Technology sustainability efforts are going to need a heavy dose of as-a-service models to truly take root.
Dell Technologies has outlined a bevy of efforts to create products with circular design built from recycled and reused materials and parts. By 2030, Dell is aiming to reuse or recycle an equivalent product for each one a customer buys. The company also pledged that 100% of its packaging and more than half of its product content will be made from recycled or renewable material.
Other technology players including HP, HPE and Apple to just name a few have similar goals and for good reason: Less than 20% of e-waste in 2019 was recycled properly, according to the United Nations.
On the product front, Dell’s circular supply chain efforts include:
- Selecting recycled or renewable materials and saving energy and water.

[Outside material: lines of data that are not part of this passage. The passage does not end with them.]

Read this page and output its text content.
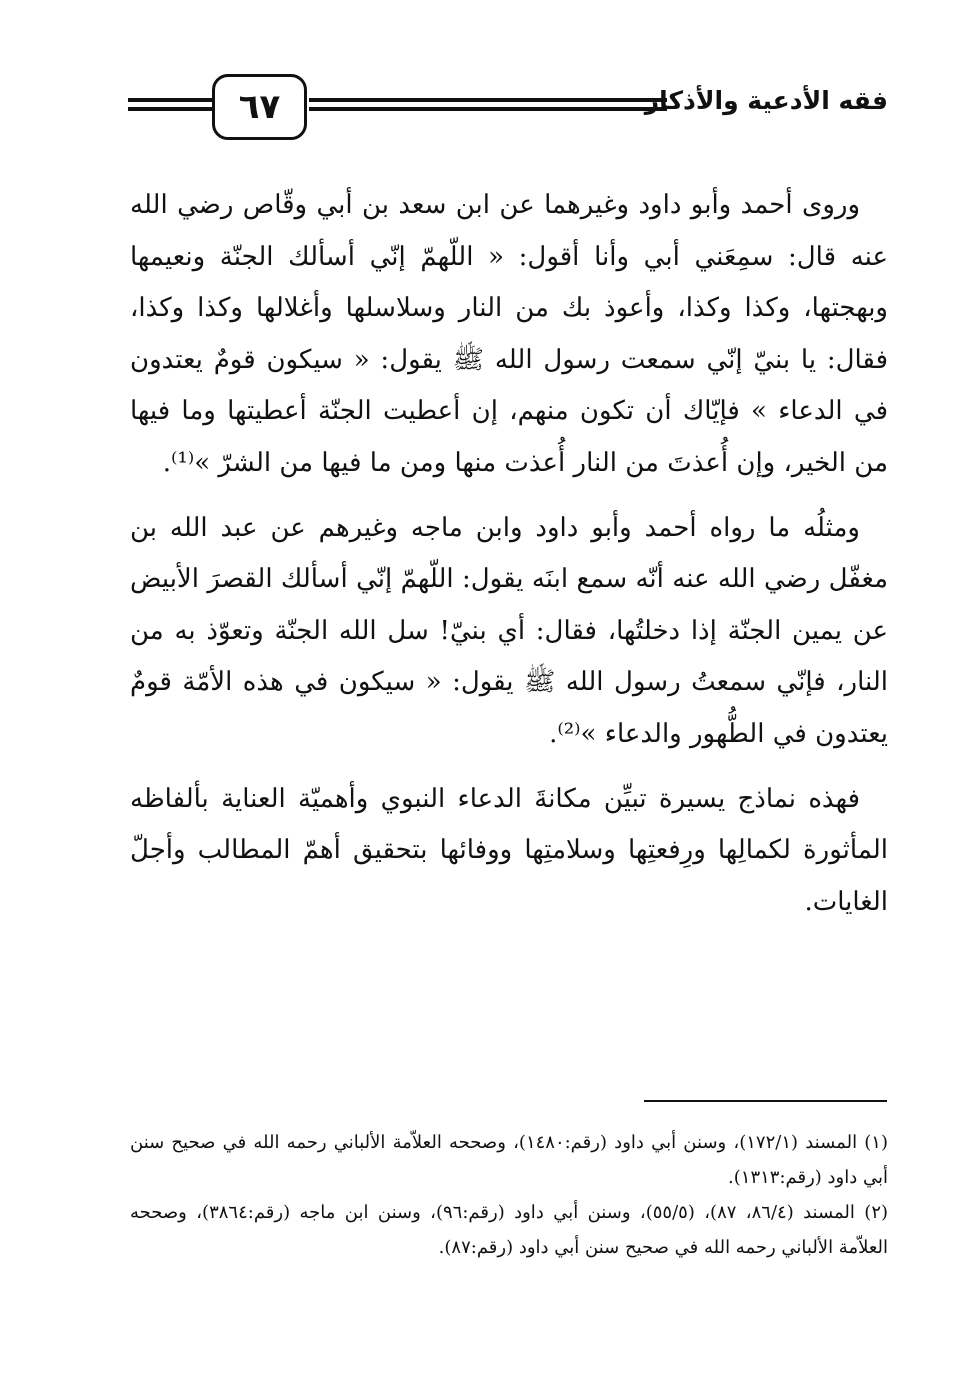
٦٧	فقه الأدعية والأذكار

وروى أحمد وأبو داود وغيرهما عن ابن سعد بن أبي وقّاص رضي الله عنه قال: سمِعَني أبي وأنا أقول: « اللّهمّ إنّي أسألك الجنّة ونعيمها وبهجتها، وكذا وكذا، وأعوذ بك من النار وسلاسلها وأغلالها وكذا وكذا، فقال: يا بنيّ إنّي سمعت رسول الله ﷺ يقول: « سيكون قومٌ يعتدون في الدعاء » فإيّاك أن تكون منهم، إن أعطيت الجنّة أعطيتها وما فيها من الخير، وإن أُعذتَ من النار أُعذت منها ومن ما فيها من الشرّ »⁽¹⁾.

ومثلُه ما رواه أحمد وأبو داود وابن ماجه وغيرهم عن عبد الله بن مغفّل رضي الله عنه أنّه سمع ابنَه يقول: اللّهمّ إنّي أسألك القصرَ الأبيض عن يمين الجنّة إذا دخلتُها، فقال: أي بنيّ! سل الله الجنّة وتعوّذ به من النار، فإنّي سمعتُ رسول الله ﷺ يقول: « سيكون في هذه الأمّة قومٌ يعتدون في الطُّهور والدعاء »⁽²⁾.

فهذه نماذج يسيرة تبيِّن مكانةَ الدعاء النبوي وأهميّة العناية بألفاظه المأثورة لكمالِها ورِفعتِها وسلامتِها ووفائها بتحقيق أهمّ المطالب وأجلّ الغايات.

(١) المسند (١٧٢/١)، وسنن أبي داود (رقم:١٤٨٠)، وصححه العلاّمة الألباني رحمه الله في صحيح سنن أبي داود (رقم:١٣١٣).

(٢) المسند (٨٦/٤، ٨٧)، (٥٥/٥)، وسنن أبي داود (رقم:٩٦)، وسنن ابن ماجه (رقم:٣٨٦٤)، وصححه العلاّمة الألباني رحمه الله في صحيح سنن أبي داود (رقم:٨٧).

- Modular components that can be used in multiple ways with standard tools.
- Reduced use of pains.
- Clear labeling for recyclers as well as documentation for disassembly.
- Prioritizing renewable materials.
All of that sounds interesting, but technology giants are going to have to take the recycling efforts out of customers’ hands. Dell Technologies has noted that its Project Apex as-a-service efforts will enable it to more easily take back technology to be refurbished or recycled.
Indeed, desktops-as-a-service and models being rolled out by HPE will make it easier to reclaim gear. Enterprise technology systems will increasingly be returned and upgraded by vendors under as-a-service models.
The other efforts for packaging and materials will matter, but the circular supply chain is going to require more vendor control. The same vendors that manufacture your tech gear are going to need to reclaim and recycle it. The best model for those sustainability efforts are going to include a heavy dose of hardware-as-a-service.